Cette modification de loi — portée par la droite — vise à supprimer les usages professionnels dans le domaine de la petite enfance et permettrait aux employeur-euse de s’écarter des conditions de travail minimales (salaires, vacances, formation, etc.) prévues dans ce secteur. Les employeur-euse-s ne seraient désormais limité-e-s que par le salaire minimum.

  1. C’est une attaque contre les acquis sociaux

Cette loi constitue une attaque directe contre les acquis sociaux, en particulier ceux qui ont été durement gagnés – par des décennies de lutte – par les travailleurs et travailleuses du secteur essentiellement féminin. Elle dévalorise le travail du care, de l’éducation et de l’enfance, ouvrant ainsi la porte à des salaires nettement inférieurs pour le personnel des crèches.

2. Dumping salarial qui ne créera ni place ni réduction des tarifs pour les parents

Cette modification engendrera un dumping salarial qui non seulement ne créera pas de nouvelles places, mais mettra également en péril les conditions de travail minimales du personnel de la petite enfance. Nous faisons actuellement face à une pénurie de main-d’œuvre qui sera aggravée avec une dévalorisation du métier. Elle permettrait aux crèches privées d’augmenter les marges des crèches privées, sans pour autant améliorer l’offre ou rendre les tarifs plus abordables pour les familles.

3. Répondre aux besoins de la société

Il est impératif que notre société réponde aux besoins réels en matière de garde d’enfants. Nous devons investir dans une politique de la petite enfance qui garantisse des crèches de qualité, avec un personnel bien formé et rémunéré, accessibles à tous les parents. Rejeter cette loi est une étape essentielle pour assurer un avenir où aucun enfant ne sera laissé pour compte.

4. Un NON soutenu par le Tribunal fédéral[1]

Dans un arrêt du 9 avril dernier, le Tribunal fédéral a sèchement condamné une SA exploitant des crèches privées genevoises qui s’opposaient à l’application des usages. Cette entreprise privée considérait à tort que cela violait la liberté économique et créait une distorsion de concurrence avec les crèches subventionnées. Le Tribunal fédéral a dit qu’il ne voit pas en quoi imposer les mêmes règles à toutes les structures serait constitutif d’une inégalité de traitement.
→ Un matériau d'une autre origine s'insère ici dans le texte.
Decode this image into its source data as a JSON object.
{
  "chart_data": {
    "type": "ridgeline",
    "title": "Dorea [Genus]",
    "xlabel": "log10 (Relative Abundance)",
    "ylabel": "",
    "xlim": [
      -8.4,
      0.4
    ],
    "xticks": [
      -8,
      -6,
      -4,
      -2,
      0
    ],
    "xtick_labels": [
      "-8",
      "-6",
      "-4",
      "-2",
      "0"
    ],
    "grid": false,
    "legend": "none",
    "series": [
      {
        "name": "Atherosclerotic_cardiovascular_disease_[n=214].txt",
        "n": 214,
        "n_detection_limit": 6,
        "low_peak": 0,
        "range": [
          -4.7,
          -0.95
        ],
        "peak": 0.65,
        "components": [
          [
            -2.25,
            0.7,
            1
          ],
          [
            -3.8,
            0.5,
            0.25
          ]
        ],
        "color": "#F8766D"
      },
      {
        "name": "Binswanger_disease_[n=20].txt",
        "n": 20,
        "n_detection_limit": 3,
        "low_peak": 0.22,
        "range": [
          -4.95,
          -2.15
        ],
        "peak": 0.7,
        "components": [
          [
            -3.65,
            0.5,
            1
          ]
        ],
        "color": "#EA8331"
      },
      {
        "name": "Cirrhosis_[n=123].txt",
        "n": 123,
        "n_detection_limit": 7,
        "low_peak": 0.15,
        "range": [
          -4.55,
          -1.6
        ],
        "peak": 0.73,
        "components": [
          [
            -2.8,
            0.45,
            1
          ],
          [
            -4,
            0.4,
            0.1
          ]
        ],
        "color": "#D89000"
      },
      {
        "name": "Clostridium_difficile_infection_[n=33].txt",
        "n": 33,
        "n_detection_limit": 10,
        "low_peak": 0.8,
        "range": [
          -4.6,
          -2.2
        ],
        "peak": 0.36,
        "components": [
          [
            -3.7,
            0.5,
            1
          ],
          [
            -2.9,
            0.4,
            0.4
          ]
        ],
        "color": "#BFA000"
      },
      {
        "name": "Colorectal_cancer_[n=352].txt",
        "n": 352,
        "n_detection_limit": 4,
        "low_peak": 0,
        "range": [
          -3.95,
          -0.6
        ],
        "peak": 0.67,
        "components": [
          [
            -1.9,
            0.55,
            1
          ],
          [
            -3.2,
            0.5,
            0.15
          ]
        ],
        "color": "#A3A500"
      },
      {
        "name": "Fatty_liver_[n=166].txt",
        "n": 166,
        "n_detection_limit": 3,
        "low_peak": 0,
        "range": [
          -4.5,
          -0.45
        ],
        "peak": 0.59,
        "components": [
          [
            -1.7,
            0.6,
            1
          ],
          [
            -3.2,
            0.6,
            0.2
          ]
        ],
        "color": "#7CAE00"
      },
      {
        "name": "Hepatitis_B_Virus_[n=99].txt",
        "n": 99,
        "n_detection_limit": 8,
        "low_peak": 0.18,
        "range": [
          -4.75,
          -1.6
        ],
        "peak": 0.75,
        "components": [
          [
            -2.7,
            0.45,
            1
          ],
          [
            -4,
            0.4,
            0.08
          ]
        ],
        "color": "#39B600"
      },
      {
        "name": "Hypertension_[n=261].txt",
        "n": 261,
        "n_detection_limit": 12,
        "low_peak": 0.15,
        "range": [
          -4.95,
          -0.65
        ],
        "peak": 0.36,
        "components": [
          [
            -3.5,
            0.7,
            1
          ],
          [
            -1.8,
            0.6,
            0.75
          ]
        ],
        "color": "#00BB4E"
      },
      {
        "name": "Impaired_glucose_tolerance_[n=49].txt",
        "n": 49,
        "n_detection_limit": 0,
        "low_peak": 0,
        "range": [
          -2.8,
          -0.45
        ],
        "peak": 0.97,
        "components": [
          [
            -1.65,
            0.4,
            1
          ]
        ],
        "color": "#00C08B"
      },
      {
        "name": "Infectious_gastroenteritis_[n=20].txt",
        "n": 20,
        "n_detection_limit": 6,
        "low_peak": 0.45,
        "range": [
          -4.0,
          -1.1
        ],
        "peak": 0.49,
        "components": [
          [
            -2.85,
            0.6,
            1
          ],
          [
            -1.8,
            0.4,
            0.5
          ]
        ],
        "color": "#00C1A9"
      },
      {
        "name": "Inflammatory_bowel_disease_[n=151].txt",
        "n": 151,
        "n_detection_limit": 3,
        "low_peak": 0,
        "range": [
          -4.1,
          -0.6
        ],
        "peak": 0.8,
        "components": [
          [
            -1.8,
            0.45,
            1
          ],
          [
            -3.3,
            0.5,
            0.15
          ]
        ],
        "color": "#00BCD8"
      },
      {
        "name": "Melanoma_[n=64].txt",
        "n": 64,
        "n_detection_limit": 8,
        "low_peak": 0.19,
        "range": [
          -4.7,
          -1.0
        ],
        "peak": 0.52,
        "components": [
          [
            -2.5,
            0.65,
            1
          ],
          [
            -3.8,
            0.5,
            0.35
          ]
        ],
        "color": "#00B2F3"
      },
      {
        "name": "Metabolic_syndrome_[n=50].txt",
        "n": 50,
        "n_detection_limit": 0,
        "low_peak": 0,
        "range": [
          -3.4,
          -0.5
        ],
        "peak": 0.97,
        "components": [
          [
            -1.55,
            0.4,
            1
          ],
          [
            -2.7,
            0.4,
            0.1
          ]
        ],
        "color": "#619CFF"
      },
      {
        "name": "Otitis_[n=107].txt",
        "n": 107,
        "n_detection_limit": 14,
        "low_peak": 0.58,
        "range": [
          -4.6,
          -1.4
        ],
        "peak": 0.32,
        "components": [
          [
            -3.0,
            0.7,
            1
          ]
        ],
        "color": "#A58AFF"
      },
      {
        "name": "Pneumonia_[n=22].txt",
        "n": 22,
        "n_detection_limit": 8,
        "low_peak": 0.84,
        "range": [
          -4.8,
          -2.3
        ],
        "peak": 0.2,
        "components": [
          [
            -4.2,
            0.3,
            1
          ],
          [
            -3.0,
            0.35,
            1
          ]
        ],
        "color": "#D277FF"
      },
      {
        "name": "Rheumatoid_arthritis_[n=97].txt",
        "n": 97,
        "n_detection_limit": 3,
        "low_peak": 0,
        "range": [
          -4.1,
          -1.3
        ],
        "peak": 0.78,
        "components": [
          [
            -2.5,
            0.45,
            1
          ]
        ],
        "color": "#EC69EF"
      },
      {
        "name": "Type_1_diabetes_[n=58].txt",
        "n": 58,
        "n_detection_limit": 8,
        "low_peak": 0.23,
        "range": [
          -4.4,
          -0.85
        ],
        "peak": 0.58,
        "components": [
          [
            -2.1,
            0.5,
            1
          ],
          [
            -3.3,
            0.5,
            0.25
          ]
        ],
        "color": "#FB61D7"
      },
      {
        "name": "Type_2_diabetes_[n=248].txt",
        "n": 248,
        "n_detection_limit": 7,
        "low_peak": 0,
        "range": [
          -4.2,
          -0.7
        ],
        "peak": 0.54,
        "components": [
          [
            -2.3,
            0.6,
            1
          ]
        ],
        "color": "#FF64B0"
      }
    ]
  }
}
Il relève que les structures subventionnées ont en plus d’autres obligations que les crèches privées, comme celles de fixer les tarifs en fonction des revenus des parents ou le devoir d’accueillir tous les enfants sans discrimination, en particulier les enfants avec des besoins spécifiques. Il a précisé qu’il existe un intérêt public à garantir aux travailleur-euse-s du secteur de la petite enfance des conditions salariales plus favorables que le salaire minimum genevois. Le Tribunal fédéral confirme que cela permet d’éviter la sous-enchère salariale et d’assurer la qualité de la prise en charge des enfants. La loi sur l’accueil préscolaire poursuit ainsi des objectifs de politique sociale et un intérêt public. Les considérants du Tribunal fédéral rejoignent les conclusions du comité référendaire qui appelle à voter non à la modification de la loi.